Domani l’ultimo saluto a Monica Una perizia chiarirà l’incidente

I funerali della mamma, maestra e attrice di 42 anni si terranno a Silvi Marina, dove era cresciuta La Procura ha iscritto nel registro degli indagati la giovane ferita per il reato di omicidio stradale
L’AQUILA. Un Abruzzo ancora sotto choc può ora dare l’ultimo saluto a Monica Di Bernardo, la mamma, insegnante, attrice teatrale e clown in ospedale per i bimbi più sfortunati, scomparsa mercoledì scorso, a 42 anni, nel terribile schianto lungo la superstrada di Pizzoli.
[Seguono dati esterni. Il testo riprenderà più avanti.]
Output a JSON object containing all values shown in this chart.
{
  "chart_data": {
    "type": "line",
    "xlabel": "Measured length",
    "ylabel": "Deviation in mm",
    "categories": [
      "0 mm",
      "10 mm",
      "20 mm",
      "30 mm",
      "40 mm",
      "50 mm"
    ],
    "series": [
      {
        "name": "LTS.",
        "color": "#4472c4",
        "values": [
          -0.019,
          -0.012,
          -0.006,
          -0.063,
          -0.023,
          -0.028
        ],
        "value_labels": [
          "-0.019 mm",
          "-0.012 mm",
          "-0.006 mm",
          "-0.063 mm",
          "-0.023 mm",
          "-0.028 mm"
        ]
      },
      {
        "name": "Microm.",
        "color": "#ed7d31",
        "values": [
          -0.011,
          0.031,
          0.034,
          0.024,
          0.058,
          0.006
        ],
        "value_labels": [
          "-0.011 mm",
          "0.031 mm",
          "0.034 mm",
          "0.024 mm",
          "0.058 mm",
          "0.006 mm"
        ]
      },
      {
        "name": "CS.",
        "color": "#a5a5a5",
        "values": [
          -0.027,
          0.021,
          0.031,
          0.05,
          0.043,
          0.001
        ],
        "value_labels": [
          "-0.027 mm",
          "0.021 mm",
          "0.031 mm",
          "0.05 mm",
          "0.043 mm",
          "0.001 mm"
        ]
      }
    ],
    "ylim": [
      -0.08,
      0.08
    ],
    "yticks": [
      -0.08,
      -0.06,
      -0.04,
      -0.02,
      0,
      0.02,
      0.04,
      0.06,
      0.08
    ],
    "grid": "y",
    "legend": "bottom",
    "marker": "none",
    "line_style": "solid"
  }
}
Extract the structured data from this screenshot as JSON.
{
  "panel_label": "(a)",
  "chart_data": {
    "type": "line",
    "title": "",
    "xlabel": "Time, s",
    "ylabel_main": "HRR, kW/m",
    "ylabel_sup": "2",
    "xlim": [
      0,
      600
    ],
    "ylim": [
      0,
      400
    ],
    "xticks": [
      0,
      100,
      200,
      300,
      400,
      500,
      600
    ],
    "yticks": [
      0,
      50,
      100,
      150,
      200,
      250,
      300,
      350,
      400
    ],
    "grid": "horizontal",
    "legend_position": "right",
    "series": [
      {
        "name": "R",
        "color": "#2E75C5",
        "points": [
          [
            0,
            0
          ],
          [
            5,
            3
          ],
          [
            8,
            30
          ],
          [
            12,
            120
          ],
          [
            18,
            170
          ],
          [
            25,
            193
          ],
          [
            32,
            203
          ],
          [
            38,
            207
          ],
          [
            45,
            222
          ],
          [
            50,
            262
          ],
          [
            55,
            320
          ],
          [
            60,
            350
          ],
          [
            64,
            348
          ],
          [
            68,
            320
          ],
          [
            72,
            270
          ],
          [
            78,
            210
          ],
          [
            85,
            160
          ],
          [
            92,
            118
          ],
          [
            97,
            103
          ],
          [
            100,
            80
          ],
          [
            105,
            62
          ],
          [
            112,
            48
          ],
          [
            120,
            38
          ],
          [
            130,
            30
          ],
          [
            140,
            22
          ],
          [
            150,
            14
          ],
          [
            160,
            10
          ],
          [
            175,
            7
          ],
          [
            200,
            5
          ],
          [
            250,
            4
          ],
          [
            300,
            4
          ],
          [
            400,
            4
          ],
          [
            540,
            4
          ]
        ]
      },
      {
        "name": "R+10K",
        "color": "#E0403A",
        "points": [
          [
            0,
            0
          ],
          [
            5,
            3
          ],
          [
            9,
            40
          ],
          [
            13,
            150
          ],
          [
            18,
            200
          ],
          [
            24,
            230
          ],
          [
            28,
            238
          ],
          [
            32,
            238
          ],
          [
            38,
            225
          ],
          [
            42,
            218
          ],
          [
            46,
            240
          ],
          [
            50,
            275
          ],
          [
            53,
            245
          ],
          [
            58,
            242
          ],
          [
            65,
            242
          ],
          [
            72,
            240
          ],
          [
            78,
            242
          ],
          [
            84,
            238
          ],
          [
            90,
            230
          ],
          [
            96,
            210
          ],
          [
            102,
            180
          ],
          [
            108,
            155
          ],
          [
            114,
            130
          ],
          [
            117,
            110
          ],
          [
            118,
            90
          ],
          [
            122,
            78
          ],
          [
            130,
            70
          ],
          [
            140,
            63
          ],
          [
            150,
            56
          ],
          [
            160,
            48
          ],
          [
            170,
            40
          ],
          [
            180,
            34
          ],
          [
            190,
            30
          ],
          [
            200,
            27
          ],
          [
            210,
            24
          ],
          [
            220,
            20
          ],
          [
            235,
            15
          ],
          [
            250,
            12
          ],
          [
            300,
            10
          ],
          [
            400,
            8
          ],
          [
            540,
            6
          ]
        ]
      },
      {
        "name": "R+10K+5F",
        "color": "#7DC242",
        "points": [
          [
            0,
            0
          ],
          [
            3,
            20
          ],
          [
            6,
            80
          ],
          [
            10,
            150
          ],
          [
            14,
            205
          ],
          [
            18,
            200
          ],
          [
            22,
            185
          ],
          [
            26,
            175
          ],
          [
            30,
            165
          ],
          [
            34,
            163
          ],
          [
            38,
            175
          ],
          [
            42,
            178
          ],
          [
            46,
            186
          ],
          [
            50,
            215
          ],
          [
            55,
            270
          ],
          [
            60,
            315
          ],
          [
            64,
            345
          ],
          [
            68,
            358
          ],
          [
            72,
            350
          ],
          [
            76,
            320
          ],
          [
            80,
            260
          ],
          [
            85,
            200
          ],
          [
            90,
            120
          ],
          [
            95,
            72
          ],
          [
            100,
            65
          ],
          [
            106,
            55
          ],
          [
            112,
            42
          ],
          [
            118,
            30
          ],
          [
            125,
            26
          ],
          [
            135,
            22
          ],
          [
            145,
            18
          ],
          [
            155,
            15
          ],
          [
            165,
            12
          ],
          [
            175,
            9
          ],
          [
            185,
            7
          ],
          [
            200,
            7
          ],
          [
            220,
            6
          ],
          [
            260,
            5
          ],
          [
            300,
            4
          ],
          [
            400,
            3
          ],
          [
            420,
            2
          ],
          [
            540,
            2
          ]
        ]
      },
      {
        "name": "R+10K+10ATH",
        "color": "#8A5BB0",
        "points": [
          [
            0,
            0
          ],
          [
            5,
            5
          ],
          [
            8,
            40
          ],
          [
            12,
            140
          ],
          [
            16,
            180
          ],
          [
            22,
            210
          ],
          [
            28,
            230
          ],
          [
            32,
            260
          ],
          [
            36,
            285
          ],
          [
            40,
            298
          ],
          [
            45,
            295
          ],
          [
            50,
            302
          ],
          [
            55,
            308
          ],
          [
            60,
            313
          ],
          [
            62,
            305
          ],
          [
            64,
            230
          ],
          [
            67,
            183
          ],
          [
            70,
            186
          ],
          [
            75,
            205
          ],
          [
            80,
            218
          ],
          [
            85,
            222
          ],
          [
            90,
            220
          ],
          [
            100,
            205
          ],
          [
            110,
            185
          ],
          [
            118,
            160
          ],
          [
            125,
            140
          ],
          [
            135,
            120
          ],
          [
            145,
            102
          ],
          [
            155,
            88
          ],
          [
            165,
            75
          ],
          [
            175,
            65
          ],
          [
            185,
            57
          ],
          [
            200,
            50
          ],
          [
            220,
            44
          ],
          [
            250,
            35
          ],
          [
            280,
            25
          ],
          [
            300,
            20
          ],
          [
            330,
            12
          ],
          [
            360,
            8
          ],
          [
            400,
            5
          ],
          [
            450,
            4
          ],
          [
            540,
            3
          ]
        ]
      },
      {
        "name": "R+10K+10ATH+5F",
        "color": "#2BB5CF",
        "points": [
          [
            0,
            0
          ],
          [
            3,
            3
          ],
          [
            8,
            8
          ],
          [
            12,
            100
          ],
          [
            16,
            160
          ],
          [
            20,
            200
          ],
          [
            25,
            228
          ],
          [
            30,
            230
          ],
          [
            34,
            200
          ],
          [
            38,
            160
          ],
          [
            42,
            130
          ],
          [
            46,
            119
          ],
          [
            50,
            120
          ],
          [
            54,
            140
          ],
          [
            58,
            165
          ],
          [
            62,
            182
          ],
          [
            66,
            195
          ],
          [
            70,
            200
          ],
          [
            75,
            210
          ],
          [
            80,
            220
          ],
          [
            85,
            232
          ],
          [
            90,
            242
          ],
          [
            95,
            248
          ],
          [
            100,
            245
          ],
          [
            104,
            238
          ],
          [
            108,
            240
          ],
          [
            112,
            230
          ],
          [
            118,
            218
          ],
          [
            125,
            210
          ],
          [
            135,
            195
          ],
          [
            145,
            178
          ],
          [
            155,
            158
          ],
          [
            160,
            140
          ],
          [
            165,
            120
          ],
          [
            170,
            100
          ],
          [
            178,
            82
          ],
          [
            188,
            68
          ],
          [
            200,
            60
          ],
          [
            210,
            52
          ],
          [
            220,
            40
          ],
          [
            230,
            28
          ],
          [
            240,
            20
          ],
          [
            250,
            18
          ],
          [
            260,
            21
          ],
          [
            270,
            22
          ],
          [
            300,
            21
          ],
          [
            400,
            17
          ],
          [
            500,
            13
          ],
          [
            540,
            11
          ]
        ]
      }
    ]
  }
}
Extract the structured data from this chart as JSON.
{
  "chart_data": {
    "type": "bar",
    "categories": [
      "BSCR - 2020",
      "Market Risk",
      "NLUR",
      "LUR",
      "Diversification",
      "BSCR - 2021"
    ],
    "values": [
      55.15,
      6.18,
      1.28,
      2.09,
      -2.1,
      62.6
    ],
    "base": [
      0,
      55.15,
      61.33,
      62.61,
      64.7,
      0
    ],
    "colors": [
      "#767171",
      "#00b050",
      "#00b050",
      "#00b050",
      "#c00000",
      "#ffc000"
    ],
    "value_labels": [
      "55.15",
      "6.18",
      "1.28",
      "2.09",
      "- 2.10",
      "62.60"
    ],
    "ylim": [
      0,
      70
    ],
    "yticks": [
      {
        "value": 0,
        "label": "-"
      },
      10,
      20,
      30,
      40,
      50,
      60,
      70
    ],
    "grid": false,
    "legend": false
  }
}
Per giorni i social sono stati invasi da messaggi di cordoglio e di ricordo provenienti da ogni angolo della regione.
Ieri, dopo l’esecuzione degli accertamenti decisi dalla Procura per escludere alcune ipotesi al vaglio sulle cause dell’incidente, la salma della giovane attrice e insegnante è stata riconsegnata ai familiari. Oggi sarà allestita la camera ardente nella casa funeraria Sorrentini di Silvi Marina, dove la donna era cresciuta con i genitori Annamaria e Paolo, i fratelli Marco e Gabriele e tutti gli amici di sempre. A Silvi Marina, nella chiesa di Santa Maria Assunta, domani alle 15 si terranno anche i suoi funerali. Lì, a darle l’ultimo saluto e ad abbracciare i suoi cari, si riverserà un’enorme folla proveniente dall’Aquila e dal suo circondario, comunità che aveva ormai adottato Monica da anni e imparato ad apprezzarne le doti umane, quelle artistiche e il suo sorriso. Nel capoluogo – all’Università e poi nelle mille esperienze nei teatri – aveva studiato per fare l’attrice, qui – nel Progetto Case di Tempera – viveva con il marito Francesco e con i figli piccoli Davide e Nicola, da qui ogni mattina si recava a Capitignano a insegnare ai bimbi delle elementari. Come mercoledì, quando sulla sua strada ha incontrato la morte, nel terribile schianto con l’automobile condotta da una giovane di Cagnano Amiterno rimasta ferita.
L’INCHIESTA E LA PERIZIA
Sarà una perizia tecnica a chiarire cosa sia successo intorno alle 8.30 nel tratto di statale 260 “Picente” tra Pizzoli e Cagnano Amiterno. Il sostituto procuratore Marco Maria Cellini ha aperto un fascicolo e iscritto nel registro degli indagati per omicidio stradale G.A., la ragazza di 24 anni di Cagnano che guidava la Mini Cooper blu che si è scontrata frontalmente con la Fiat Seicento rossa guidata da Monica Di Bernardo che procedeva in senso contrario di marcia.
La giovane ha riportato diversi traumi e fratture ed è ricoverata all’ospedale San Salvatore dell’Aquila dove è stata trasportata in elicottero, ma non è in pericolo di vita. Anche con l’aiuto delle telecamere di videosorveglianza della stazione di rifornimento vicina al punto dell’incidente si cerca di capire la dinamica dell’incidente. In particolare se lo schianto sia stato causato da un tentativo di sorpasso azzardato oppure da altro, come da una perdita di controllo del mezzo da parte di una delle due donne coinvolte. La prima ipotesi degli inquirenti parlerebbe infatti di un’invasione di corsia.
IL TRAGICO PRECEDENTE
Proprio lungo quel rettilineo, nel territorio comunale di Pizzoli, dove la statale 260 è una superstrada e dove c’è un’unica rotatoria, prima del distributore, per chi proviene dall’Aquila, si era già consumata una terribile tragedia soltanto due anni e mezzo fa.
In quel caso, a perdere la vita nell’incidente stradale fu un’altra giovane mamma di due bambini, Serena Durastante, 32enne di Cesaproba di Montereale. La ragazza si stava dirigendo all’Aquila, dove lavorava in una casa di riposo come operatrice socio- sanitaria, quando con la sua auto si scontrò con quella di uno studente universitario di 22 anni che procedeva in senso contrario. L’alcoltest effettuato sul giovane dopo l’incidente risultò positivo.